By Bonnie Culverhouse
In their never ending efforts to “raise the bar,” Northwest Louisiana Technical Community College is about to complete the first phase of SACSCOC accreditation.
The Southern Association of Colleges and Schools Commission on Colleges is the body for the accreditation of degree-granting higher education institutions in the Southern states.
Accreditation by SACSCOC is a statement of each institution’s continuing commitment to quality and integrity as well as its capacity to provide effective programs and services based on agreed-upon accreditation standards.
“It’s an unbelievable amount of data you have to send in,” said NLTCC’s Karen Nash. “You have to show them what you are doing and how you’re doing it, including enrollment numbers.”
NLTCC has had community college status for three years.
During a reception Wednesday celebrating completion of Phase I, Chancellor Earl W. Meador, J.D. said of the 12 community colleges in Louisiana, NLTCC was the only one that was not a SACSCOC accredited community college.

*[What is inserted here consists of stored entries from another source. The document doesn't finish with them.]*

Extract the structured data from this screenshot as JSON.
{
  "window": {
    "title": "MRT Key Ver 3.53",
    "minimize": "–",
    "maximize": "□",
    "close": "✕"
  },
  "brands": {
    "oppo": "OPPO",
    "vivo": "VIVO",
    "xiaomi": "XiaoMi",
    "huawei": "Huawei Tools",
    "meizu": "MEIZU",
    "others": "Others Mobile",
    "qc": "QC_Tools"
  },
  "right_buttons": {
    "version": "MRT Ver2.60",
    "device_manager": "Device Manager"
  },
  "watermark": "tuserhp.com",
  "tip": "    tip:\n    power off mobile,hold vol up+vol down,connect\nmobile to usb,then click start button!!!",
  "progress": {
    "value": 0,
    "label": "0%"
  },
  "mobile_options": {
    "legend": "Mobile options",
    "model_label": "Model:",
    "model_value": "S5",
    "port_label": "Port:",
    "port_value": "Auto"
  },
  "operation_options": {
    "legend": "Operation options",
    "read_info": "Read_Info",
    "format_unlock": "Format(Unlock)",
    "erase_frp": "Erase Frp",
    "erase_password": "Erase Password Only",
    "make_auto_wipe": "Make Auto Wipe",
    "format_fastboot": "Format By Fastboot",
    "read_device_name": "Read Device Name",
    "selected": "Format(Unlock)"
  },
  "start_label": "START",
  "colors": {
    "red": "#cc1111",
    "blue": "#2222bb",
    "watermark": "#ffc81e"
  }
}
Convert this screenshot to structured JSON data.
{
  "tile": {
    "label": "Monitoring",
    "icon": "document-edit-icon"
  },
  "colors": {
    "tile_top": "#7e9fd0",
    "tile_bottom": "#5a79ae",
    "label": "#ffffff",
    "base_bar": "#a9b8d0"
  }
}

“We are here because good people love our community,” Meador said. “We are celebrating a milestone in a journey that began 3 years ago.”
Meador has been chancellor for 5 years, but he said only a few weeks into his first year, he realized NLTCC was in a financial crisis. He credits community leader James Madden with helping him begin the healing process.
Madden, he said, pointed out that NLTCC was not charging the correct tuition and was not part of the community college equation.
“So our tuition was wrong, our funding model was wrong,” Meador said. “All we were doing was cutting and cutting and getting smaller and smaller every year.”
As Meador and Madden began to work on “fixing” the problem, Wayne McMahen became state representative for District 10.
Meador said McMahen submitted a bill in his first legislative session that would make NLTCC a technical community college. With Sen. Ryan Gatti’s help, the bill, which had 64 co-authors, passed the house and senate unanimously.
The entire SACSCOC process is a long one. Meador said it takes some schools up to 10 years to complete, but thanks to hard-working staff members and community supporters NLTCC is on track to accreditation in 5 to 6 years.
He specifically named Dr. Jayda Spillers, Stephen Long and Sheri Butler.
“These three focused, focused, focused,” he stressed.
Meador said the process will be worth it when the school expands its curriculum to include programs available at the college level. After that, the problem will be finding space for all the new students and classes.
“This is a big step,” he said Wednesday. “Today we officially become a candidate to be an accredited body.
“We want our students to be inspired, equipped and ready to work,” Meador concluded. “That’s not just a saying. It’s a way of life.”